Not long after, the RBA also tweaked its approach to inflation targeting after years of struggling to hit its target of 2-3 per cent “on average over time”.
“The Board will not increase the cash rate until actual inflation is sustainably within the target range. It is not enough for inflation to be forecast to be in the target range,” Governor Lowe said.
“For inflation to be sustainably within the target range, wage growth will have to be materially higher than it is currently. This will require a lower rate of unemployment and a return to a tight labour market. On the current outlook, it will take some years to get there.”

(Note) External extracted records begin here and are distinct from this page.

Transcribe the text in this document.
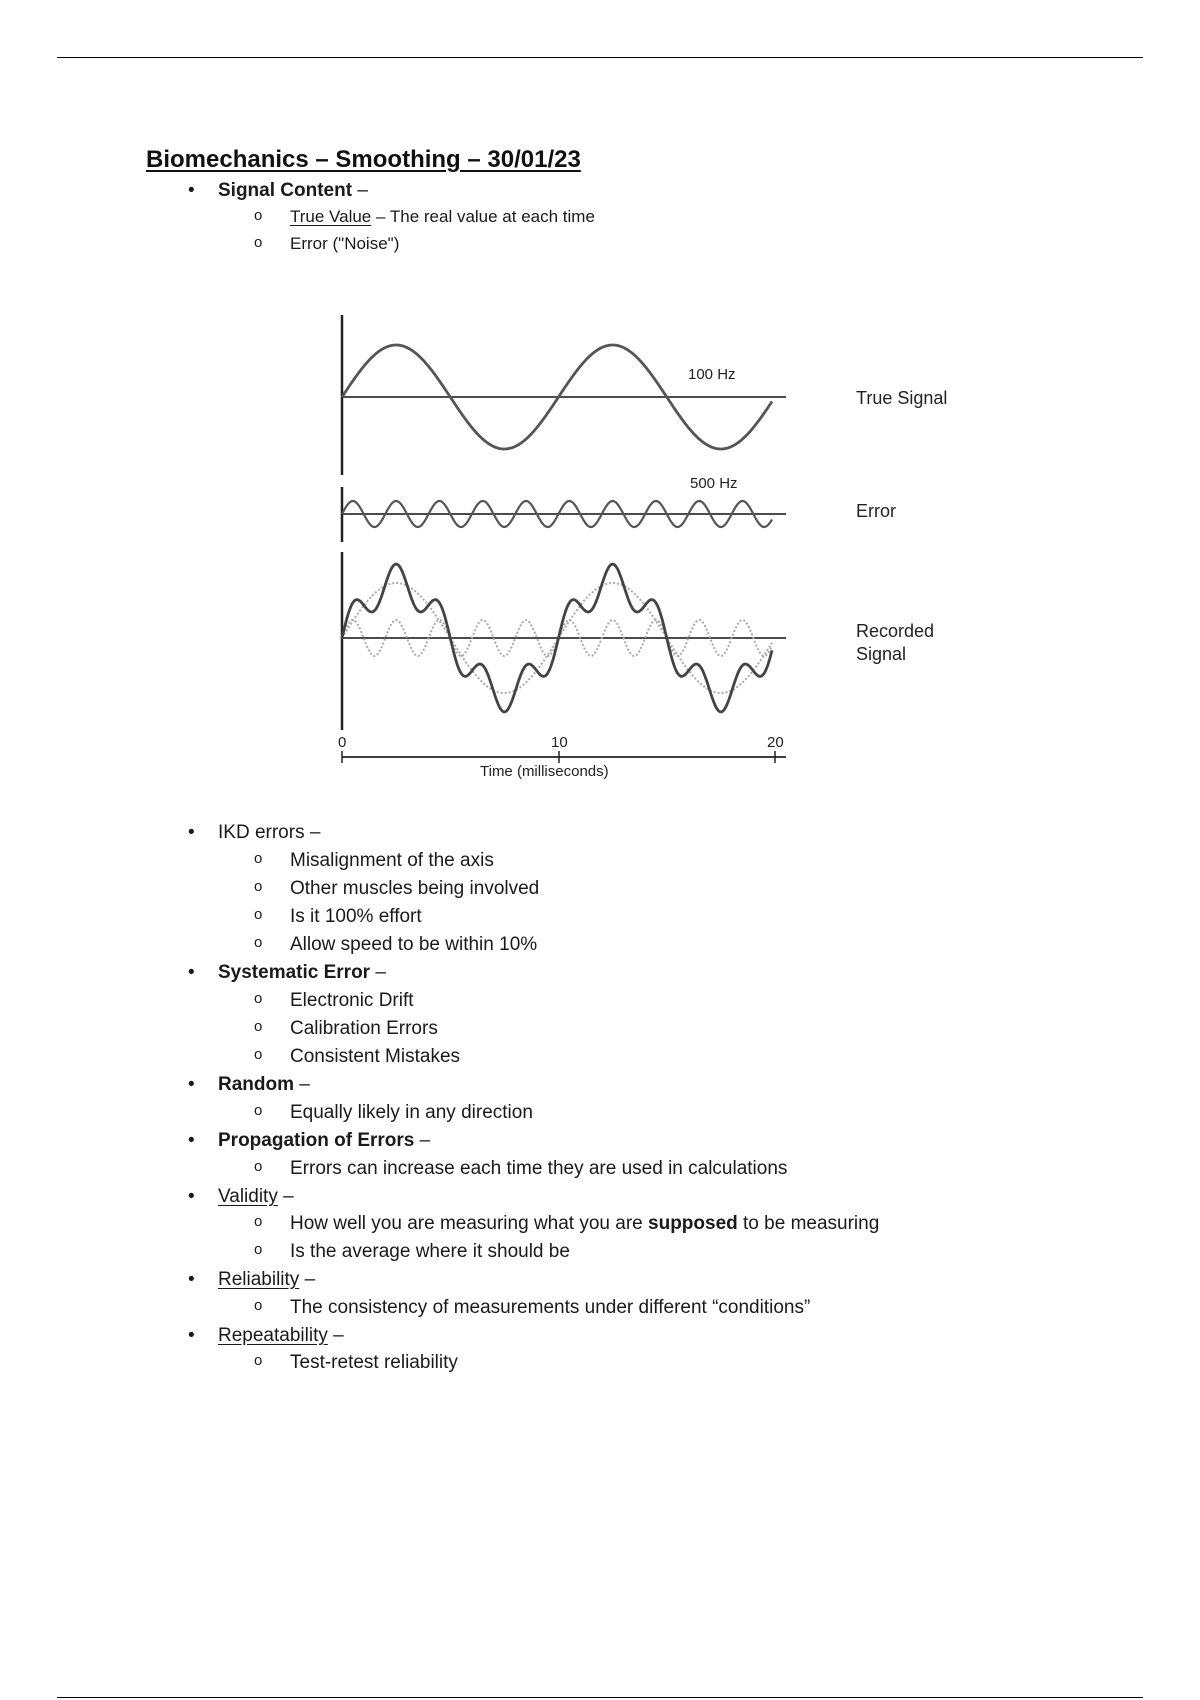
Biomechanics – Smoothing – 30/01/23
• Signal Content –
o True Value – The real value at each time
o Error ("Noise")
100 Hz
True Signal
500 Hz
Error
Recorded
Signal
0	10	20
Time (milliseconds)
• IKD errors –
o Misalignment of the axis
o Other muscles being involved
o Is it 100% effort
o Allow speed to be within 10%
• Systematic Error –
o Electronic Drift
o Calibration Errors
o Consistent Mistakes
• Random –
o Equally likely in any direction
• Propagation of Errors –
o Errors can increase each time they are used in calculations
• Validity –
o How well you are measuring what you are supposed to be measuring
o Is the average where it should be
• Reliability –
o The consistency of measurements under different “conditions”
• Repeatability –
o Test-retest reliability
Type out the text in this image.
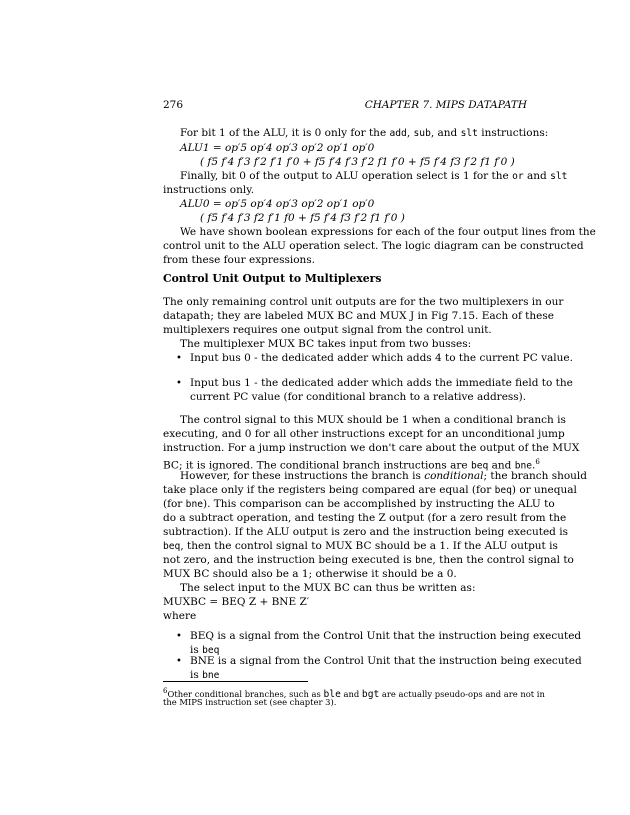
276	CHAPTER 7. MIPS DATAPATH
For bit 1 of the ALU, it is 0 only for the add, sub, and slt instructions:
ALU1 = op′5 op′4 op′3 op′2 op′1 op′0
( f5 f′4 f′3 f′2 f′1 f′0 + f5 f′4 f′3 f′2 f1 f′0 + f5 f′4 f3 f′2 f1 f′0 )
Finally, bit 0 of the output to ALU operation select is 1 for the or and slt
instructions only.
ALU0 = op′5 op′4 op′3 op′2 op′1 op′0
( f5 f′4 f′3 f2 f′1 f0 + f5 f′4 f3 f′2 f1 f′0 )
We have shown boolean expressions for each of the four output lines from the
control unit to the ALU operation select. The logic diagram can be constructed
from these four expressions.
Control Unit Output to Multiplexers
The only remaining control unit outputs are for the two multiplexers in our
datapath; they are labeled MUX BC and MUX J in Fig 7.15. Each of these
multiplexers requires one output signal from the control unit.
The multiplexer MUX BC takes input from two busses:
• Input bus 0 - the dedicated adder which adds 4 to the current PC value.
• Input bus 1 - the dedicated adder which adds the immediate field to the
current PC value (for conditional branch to a relative address).
The control signal to this MUX should be 1 when a conditional branch is
executing, and 0 for all other instructions except for an unconditional jump
instruction. For a jump instruction we don't care about the output of the MUX
BC; it is ignored. The conditional branch instructions are beq and bne.$^6$
However, for these instructions the branch is conditional; the branch should
take place only if the registers being compared are equal (for beq) or unequal
(for bne). This comparison can be accomplished by instructing the ALU to
do a subtract operation, and testing the Z output (for a zero result from the
subtraction). If the ALU output is zero and the instruction being executed is
beq, then the control signal to MUX BC should be a 1. If the ALU output is
not zero, and the instruction being executed is bne, then the control signal to
MUX BC should also be a 1; otherwise it should be a 0.
The select input to the MUX BC can thus be written as:
MUXBC = BEQ Z + BNE Z′
where
• BEQ is a signal from the Control Unit that the instruction being executed
is beq
• BNE is a signal from the Control Unit that the instruction being executed
is bne
$^6$Other conditional branches, such as ble and bgt are actually pseudo-ops and are not in
the MIPS instruction set (see chapter 3).
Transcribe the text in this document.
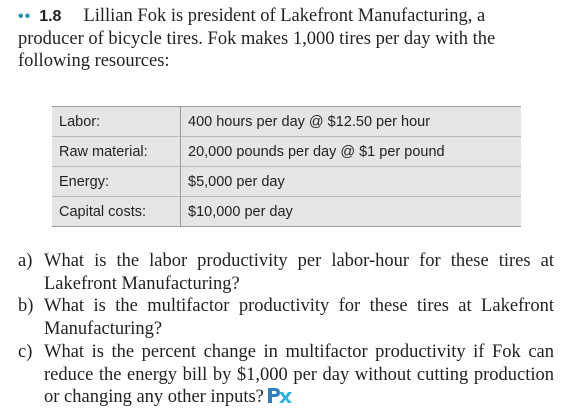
•• 1.8 Lillian Fok is president of Lakefront Manufacturing, a producer of bicycle tires. Fok makes 1,000 tires per day with the following resources:
Labor:	400 hours per day @ $12.50 per hour
Raw material:	20,000 pounds per day @ $1 per pound
Energy:	$5,000 per day
Capital costs:	$10,000 per day
a) What is the labor productivity per labor-hour for these tires at Lakefront Manufacturing?
b) What is the multifactor productivity for these tires at Lakefront Manufacturing?
c) What is the percent change in multifactor productivity if Fok can reduce the energy bill by $1,000 per day without cutting production or changing any other inputs?
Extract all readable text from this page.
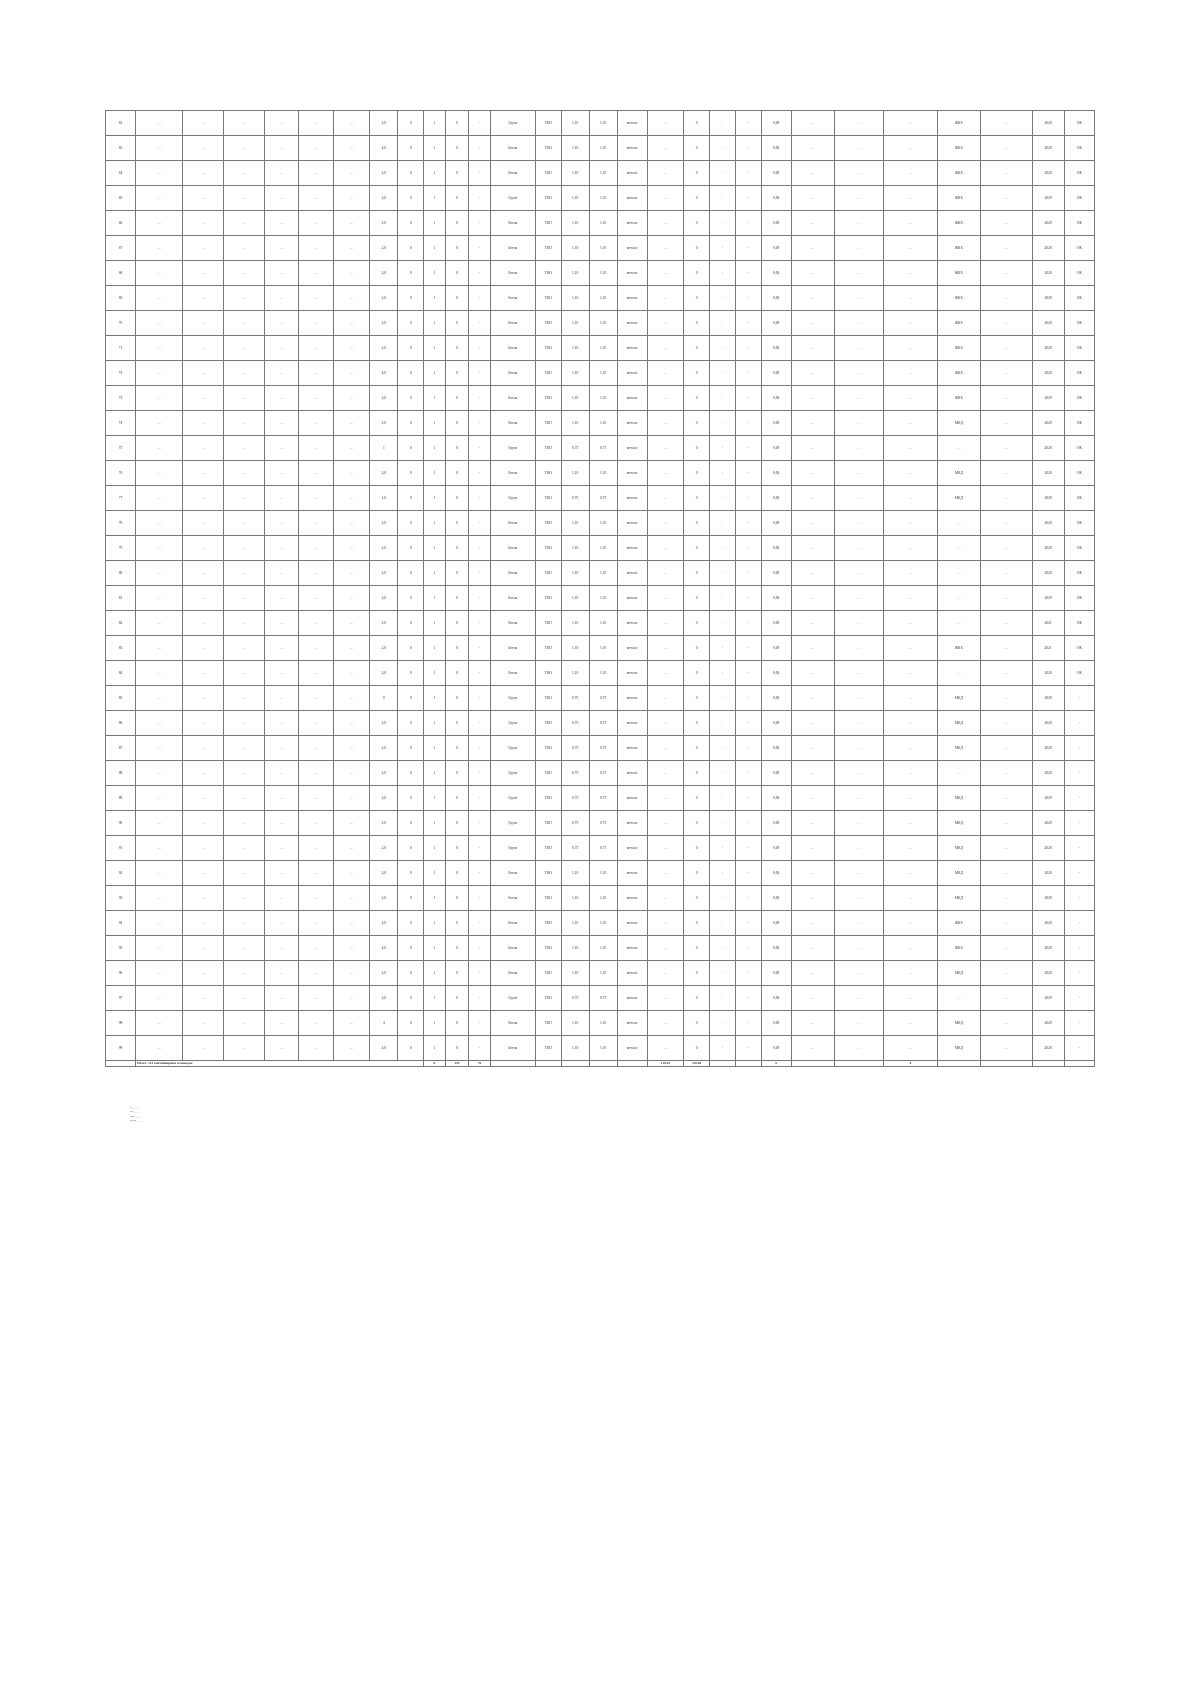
62	…	…	…	…	…	…	2,0	0	1	0	-	Грунт	ТКО	1,10	1,10	металл	…	0	-	-	0,00	…	…	…	ЖКХ	…	2020	ОК
63	…	…	…	…	…	…	4,0	0	1	0	-	Бетон	ТКО	1,10	1,10	металл	…	0	-	-	0,00	…	…	…	ЖКХ	…	2020	ОК
64	…	…	…	…	…	…	2,0	0	1	0	-	Бетон	ТКО	1,10	1,10	металл	…	0	-	-	0,00	…	…	…	ЖКХ	…	2020	ОК
65	…	…	…	…	…	…	2,0	0	1	0	-	Грунт	ТКО	1,10	1,10	металл	…	0	-	-	0,00	…	…	…	ЖКХ	…	2020	ОК
66	…	…	…	…	…	…	2,0	0	1	0	-	Бетон	ТКО	1,10	1,10	металл	…	0	-	-	0,00	…	…	…	ЖКХ	…	2020	ОК
67	…	…	…	…	…	…	2,0	0	1	0	-	Бетон	ТКО	1,10	1,10	металл	…	0	-	-	0,00	…	…	…	ЖКХ	…	2020	ОК
68	…	…	…	…	…	…	2,0	0	1	0	-	Бетон	ТКО	1,10	1,10	металл	…	0	-	-	0,00	…	…	…	ЖКХ	…	2020	ОК
69	…	…	…	…	…	…	2,0	0	1	0	-	Бетон	ТКО	1,10	1,10	металл	…	0	-	-	0,00	…	…	…	ЖКХ	…	2020	ОК
70	…	…	…	…	…	…	2,0	0	1	0	-	Бетон	ТКО	1,10	1,10	металл	…	0	-	-	0,00	…	…	…	ЖКХ	…	2020	ОК
71	…	…	…	…	…	…	2,0	0	1	0	-	Бетон	ТКО	1,10	1,10	металл	…	0	-	-	0,00	…	…	…	ЖКХ	…	2020	ОК
72	…	…	…	…	…	…	4,0	0	1	0	-	Бетон	ТКО	1,10	1,10	металл	…	0	-	-	0,00	…	…	…	ЖКХ	…	2020	ОК
73	…	…	…	…	…	…	2,0	0	1	0	-	Бетон	ТКО	1,10	1,10	металл	…	0	-	-	0,00	…	…	…	ЖКХ	…	2020	ОК
74	…	…	…	…	…	…	2,0	0	1	0	-	Бетон	ТКО	1,10	1,10	металл	…	0	-	-	0,00	…	…	…	МКД	…	2020	ОК
75	…	…	…	…	…	…	1	0	1	0	-	Грунт	ТКО	0,75	0,75	металл	…	0	-	-	0,00	…	…	…	…	…	2020	ОК
76	…	…	…	…	…	…	2,0	0	1	0	-	Бетон	ТКО	1,10	1,10	металл	…	0	-	-	0,00	…	…	…	МКД	…	2020	ОК
77	…	…	…	…	…	…	1,0	0	1	0	-	Грунт	ТКО	0,75	0,75	металл	…	0	-	-	0,00	…	…	…	МКД	…	2020	ОК
78	…	…	…	…	…	…	2,0	0	1	0	-	Бетон	ТКО	1,10	1,10	металл	…	0	-	-	0,00	…	…	…	…	…	2020	ОК
79	…	…	…	…	…	…	2,0	0	1	0	-	Бетон	ТКО	1,10	1,10	металл	…	0	-	-	0,00	…	…	…	…	…	2020	ОК
80	…	…	…	…	…	…	2,0	0	1	0	-	Бетон	ТКО	1,10	1,10	металл	…	0	-	-	0,00	…	…	…	…	…	2020	ОК
81	…	…	…	…	…	…	2,0	0	1	0	-	Бетон	ТКО	1,10	1,10	металл	…	0	-	-	0,00	…	…	…	…	…	2020	ОК
82	…	…	…	…	…	…	2,0	0	1	0	-	Бетон	ТКО	1,10	1,10	металл	…	0	-	-	0,00	…	…	…	…	…	2021	ОК
83	…	…	…	…	…	…	2,0	0	1	0	-	Бетон	ТКО	1,10	1,10	металл	…	0	-	-	0,00	…	…	…	ЖКХ	…	2021	ОК
84	…	…	…	…	…	…	2,0	0	1	0	-	Бетон	ТКО	1,10	1,10	металл	…	0	-	-	0,00	…	…	…	…	…	2020	ОК
85	…	…	…	…	…	…	0	0	1	0	-	Грунт	ТКО	0,75	0,75	металл	…	0	-	-	0,00	…	…	…	МКД	…	2020	-
86	…	…	…	…	…	…	2,0	0	1	0	-	Грунт	ТКО	0,75	0,75	металл	…	0	-	-	0,00	…	…	…	МКД	…	2020	-
87	…	…	…	…	…	…	2,0	0	1	0	-	Грунт	ТКО	0,75	0,75	металл	…	0	-	-	0,00	…	…	…	МКД	…	2020	-
88	…	…	…	…	…	…	2,0	0	1	0	-	Грунт	ТКО	0,75	0,75	металл	…	0	-	-	0,00	…	…	…	…	…	2020	-
89	…	…	…	…	…	…	2,0	0	1	0	-	Грунт	ТКО	0,75	0,75	металл	…	0	-	-	0,00	…	…	…	МКД	…	2020	-
90	…	…	…	…	…	…	2,0	0	1	0	-	Грунт	ТКО	0,75	0,75	металл	…	0	-	-	0,00	…	…	…	МКД	…	2020	-
91	…	…	…	…	…	…	2,0	0	1	0	-	Грунт	ТКО	0,75	0,75	металл	…	0	-	-	0,00	…	…	…	МКД	…	2020	-
92	…	…	…	…	…	…	2,0	0	1	0	-	Бетон	ТКО	1,10	1,10	металл	…	0	-	-	0,00	…	…	…	МКД	…	2020	-
93	…	…	…	…	…	…	2,0	0	1	0	-	Бетон	ТКО	1,10	1,10	металл	…	0	-	-	0,00	…	…	…	МКД	…	2020	-
94	…	…	…	…	…	…	4,0	0	1	0	-	Бетон	ТКО	1,10	1,10	металл	…	0	-	-	0,00	…	…	…	ЖКХ	…	2020	-
95	…	…	…	…	…	…	4,0	0	1	0	-	Бетон	ТКО	1,10	1,10	металл	…	0	-	-	0,00	…	…	…	ЖКХ	…	2020	-
96	…	…	…	…	…	…	2,0	0	1	0	-	Бетон	ТКО	1,10	1,10	металл	…	0	-	-	0,00	…	…	…	МКД	…	2020	-
97	…	…	…	…	…	…	2,0	0	1	0	-	Грунт	ТКО	0,75	0,75	металл	…	0	-	-	0,00	…	…	…	…	…	2020	-
98	…	…	…	…	…	…	4	0	1	0	-	Бетон	ТКО	1,10	1,10	металл	…	0	-	-	0,00	…	…	…	МКД	…	2020	-
99	…	…	…	…	…	…	4,0	0	1	0	-	Бетон	ТКО	1,10	1,10	металл	…	0	-	-	0,00	…	…	…	МКД	…	2020	-
	Итого: 114 контейнерных площадок								0	153	76						110,05	110,00			0			0				
* – …
** – …
*** – …
**** – …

For many people, the obvious question is why does inflation matter? Rising prices isn’t something desired by many consumers and the standard monetary policy tool to control inflation – moving interest rates – aren’t applauded either when they're increased, nor always fully appreciated when they are reduced.
“Households are likely to observe the direct and immediate effects of looser policy, such as higher asset prices and lower deposit rates. But it is harder for them to recognise, or attribute to monetary policy, the indirect benefits such as the boost to job prospects or the reduction in the chances of financial distress,” the Bank of England said in a recent paper “Has monetary policy made you happier?”.
So where to from here?
In a world of lofty debt levels only exacerbated by the pandemic, central banks definitely don't want deflation and are set to keep striving for inflation. Sweden’s central bank argues that having some inflation means central banks are more likely to be able to use interest rates when choosing which monetary policy tools to use to support and stimulate economies when hard times strike.
But with interest rates seemingly stuck at zero – or in many parts of the world negative levels – for the foreseeable future, many economists, academics and observers believe we’ve entered a world where fiscal policy and governments play a far bigger role than most of the people are used to.
For their part, central banks are assuring they’re there to support higher government spending by buying their bonds. Since February, the Fed’s balance sheet has increased from around $US4.2 trillion to $US7.2 trillion as it buys treasury bonds and mortgage backed securities to keep rates low. In Australia, the RBA’s $100bn QE program also includes buying state government bonds alongside the Commonwealth’s, the Governor seemingly backing up his recent calls for the states to spend more with a firm commitment.
So far, central banks are buying government bonds in the secondary market, defying believers in “modern monetary theory” – the idea that nations which control their currency can be directly financed by the central bank and are thus not constrained by debt and deficits so long as there is spare capacity in the economy and inflation isn’t a worry.
In the longer term, however, talk of some sort of fusion of fiscal and monetary policy remains, vaccine or not.
“Central banks’ main challenge is that the transmission of monetary easing to the economy via financial markets is impaired,” Citi’s economists wrote this week. “Previous targeted monetary policy tools have not had strong economic impact. The most likely solution to affecting demand remains fiscal-monetary policy coordination.”
In a world permanently changed by COVID-19, it's anyone's guess when that may be.
The views expressed are those of the author and do not necessarily reflect those of the Westpac Group.